Protecting retail and manufacturing
According to Khanna, retail and manufacturing have enough protection, “but they’re also taking more measures to mature themselves … primarily because we still need to do some work in how we look at attacks.”
“How do we look at attacks? How do we look at cyber threats?” he continued. “How do we look at the degradation of the stack that takes place when these cyber attacks happen? Although there has been work done, I think there is definitely an opportunity to further improve cyber defences and cyber resilience.”
Khanna characterised the right approach to cybersecurity as proactive, reactive, something I had noticed in recent conversations with other security experts that was becoming more commonplace. Rather than the traditional approach of responding to the damage incurred by a company being hacked, or experiencing a data breach, cybersecurity experts are looking at how they can prevent these breaches from happening in the first place.
“We need to look holistically at the sector itself, from the device layer to the supervision layer, that’s number one” he explained. “Number two is how we develop these systems to proactively monitor and measure their performance, not just when the code is in production but also in pre-production, as we call the test environments.
“Lastly, number three, looking at what mechanisms you would put in place to put resilience into existing frameworks. We have the metric framework as an example, which is primarily focused engineering, and that stipulates critical infrastructure cyber security departments.”
Verizon also offers a survivability framework and a risk reduction model, which Khanna said lots of organisations were starting to follow with regards to understanding the potential risks they face.
Khanna explained that the NIS2 Directive, which is set to come into force this October and outlines an approach to cybersecurity that can be characterised as identifying, protecting, detecting, responding and recovering.
“I think there have been further advancements made in terms of recognising,” Khanna detailed. “If you have found something in the environment, how do you respond to that? Do you need to tolerate it, or do you need to contain or mitigate that attack?
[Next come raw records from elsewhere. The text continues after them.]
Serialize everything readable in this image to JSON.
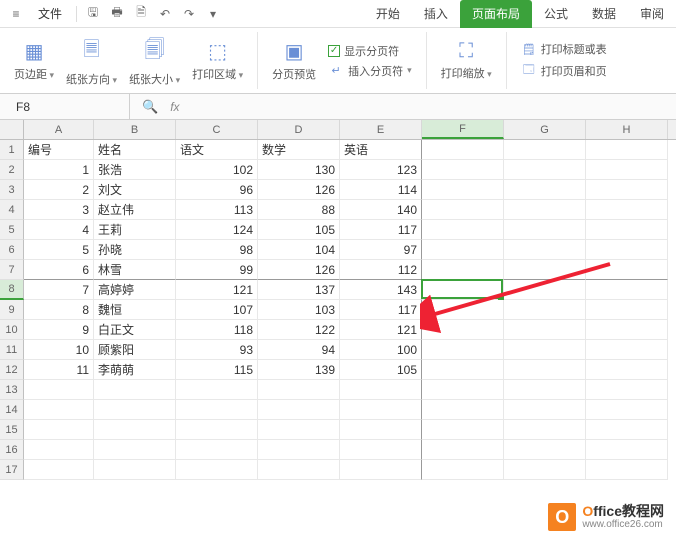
{
  "menubar": {
    "file_label": "文件",
    "tabs": [
      "开始",
      "插入",
      "页面布局",
      "公式",
      "数据",
      "审阅"
    ],
    "active_tab": 2
  },
  "ribbon": {
    "margins": "页边距",
    "orientation": "纸张方向",
    "size": "纸张大小",
    "print_area": "打印区域",
    "page_break_preview": "分页预览",
    "show_page_breaks": "显示分页符",
    "insert_page_break": "插入分页符",
    "print_scaling": "打印缩放",
    "print_titles": "打印标题或表",
    "header_footer": "打印页眉和页"
  },
  "formula": {
    "name_box": "F8",
    "fx_label": "fx"
  },
  "columns": [
    "A",
    "B",
    "C",
    "D",
    "E",
    "F",
    "G",
    "H"
  ],
  "headers": {
    "id": "编号",
    "name": "姓名",
    "chinese": "语文",
    "math": "数学",
    "english": "英语"
  },
  "rows": [
    {
      "id": 1,
      "name": "张浩",
      "chinese": 102,
      "math": 130,
      "english": 123
    },
    {
      "id": 2,
      "name": "刘文",
      "chinese": 96,
      "math": 126,
      "english": 114
    },
    {
      "id": 3,
      "name": "赵立伟",
      "chinese": 113,
      "math": 88,
      "english": 140
    },
    {
      "id": 4,
      "name": "王莉",
      "chinese": 124,
      "math": 105,
      "english": 117
    },
    {
      "id": 5,
      "name": "孙晓",
      "chinese": 98,
      "math": 104,
      "english": 97
    },
    {
      "id": 6,
      "name": "林雪",
      "chinese": 99,
      "math": 126,
      "english": 112
    },
    {
      "id": 7,
      "name": "高婷婷",
      "chinese": 121,
      "math": 137,
      "english": 143
    },
    {
      "id": 8,
      "name": "魏恒",
      "chinese": 107,
      "math": 103,
      "english": 117
    },
    {
      "id": 9,
      "name": "白正文",
      "chinese": 118,
      "math": 122,
      "english": 121
    },
    {
      "id": 10,
      "name": "顾紫阳",
      "chinese": 93,
      "math": 94,
      "english": 100
    },
    {
      "id": 11,
      "name": "李萌萌",
      "chinese": 115,
      "math": 139,
      "english": 105
    }
  ],
  "selection": {
    "cell": "F8",
    "row_index": 8,
    "col_index": 5
  },
  "watermark": {
    "brand_o": "O",
    "brand_rest": "ffice教程网",
    "url": "www.office26.com"
  }
}
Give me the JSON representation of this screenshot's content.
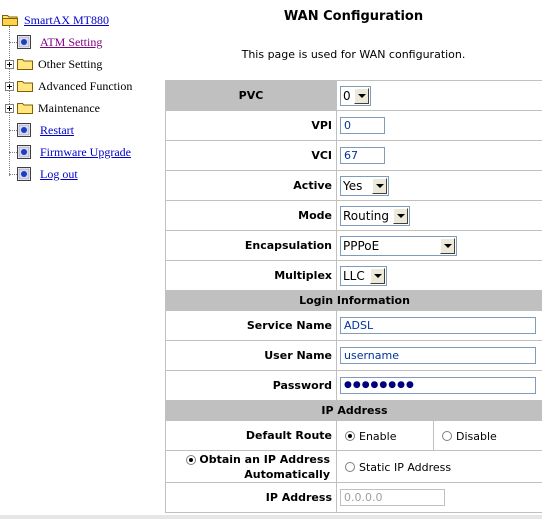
{
  "nav": {
    "root": "SmartAX MT880",
    "items": [
      {
        "label": "ATM Setting",
        "type": "page",
        "link": true
      },
      {
        "label": "Other Setting",
        "type": "folder",
        "link": false
      },
      {
        "label": "Advanced Function",
        "type": "folder",
        "link": false
      },
      {
        "label": "Maintenance",
        "type": "folder",
        "link": false
      },
      {
        "label": "Restart",
        "type": "page",
        "link": true
      },
      {
        "label": "Firmware Upgrade",
        "type": "page",
        "link": true
      },
      {
        "label": "Log out",
        "type": "page",
        "link": true
      }
    ]
  },
  "page": {
    "title": "WAN Configuration",
    "description": "This page is used for WAN configuration."
  },
  "form": {
    "pvc": {
      "label": "PVC",
      "value": "0"
    },
    "vpi": {
      "label": "VPI",
      "value": "0"
    },
    "vci": {
      "label": "VCI",
      "value": "67"
    },
    "active": {
      "label": "Active",
      "value": "Yes"
    },
    "mode": {
      "label": "Mode",
      "value": "Routing"
    },
    "encapsulation": {
      "label": "Encapsulation",
      "value": "PPPoE"
    },
    "multiplex": {
      "label": "Multiplex",
      "value": "LLC"
    },
    "login_section": "Login Information",
    "service_name": {
      "label": "Service Name",
      "value": "ADSL"
    },
    "user_name": {
      "label": "User Name",
      "value": "username"
    },
    "password": {
      "label": "Password",
      "value": "●●●●●●●●"
    },
    "ip_section": "IP Address",
    "default_route": {
      "label": "Default Route",
      "option_enable": "Enable",
      "option_disable": "Disable",
      "selected": "Enable"
    },
    "obtain_ip": {
      "label_line1": "Obtain an IP Address",
      "label_line2": "Automatically",
      "static_label": "Static IP Address",
      "selected": "obtain"
    },
    "ip_address": {
      "label": "IP Address",
      "value": "0.0.0.0"
    }
  },
  "colors": {
    "link": "#0000cc",
    "visited_link": "#800080",
    "section_bg": "#c0c0c0",
    "input_text": "#003399"
  }
}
“We speak a lot about recovery or responding [to cyber attacks], but there is a lot of focus on rebound too … How do you put the healing process in place? How do you look at previous lessons learned, is there anything that was learned in the past that you can put into practice?”
Key recommendations
“First and foremost it’s important to look at your infrastructure, look at your connectivity partners and look at your network provider in terms of who is providing your network coverage,” Khanna recommended. “Is that secure in terms of your footprint? That’s number one.” Security in infrastructure, he said, plays a “key role” in managing the environment and looking at how the data is transferred, transposed and consumed.
Number two is governance: “Governance across the entire value chain is extremely important, and not just your value chain,” Khanna stressed. “When I talk about governance in retail and manufacturing, it has to be within countless stakeholders.” He noted that from a telecoms perspective, there are “inconsistencies” in governance and all of the different frameworks to follow, which there can be confusion about. “Customers are getting confused on which to follow. ‘Should I follow the NIS2 Directive or should I follow the Cyber Resilience Act as an example?’ That would help us to address some of the issues.”
Number three is the product life cycle. “A critical quantification of that software development life cycle process is very important,” Khanna explained. “As an example, if you’re a car provider and you use autonomous braking in your cars – which brakes itself when you’re hitting another person or another car, what is the most critical point? The braking system is the most critical part of that ecosystem. Looking into these critical aspects from the SCLC is extremely important.”
Following these recommendations and bringing connectivity partners into the dialogue is Khanna’s take home message, and definitely words to live by.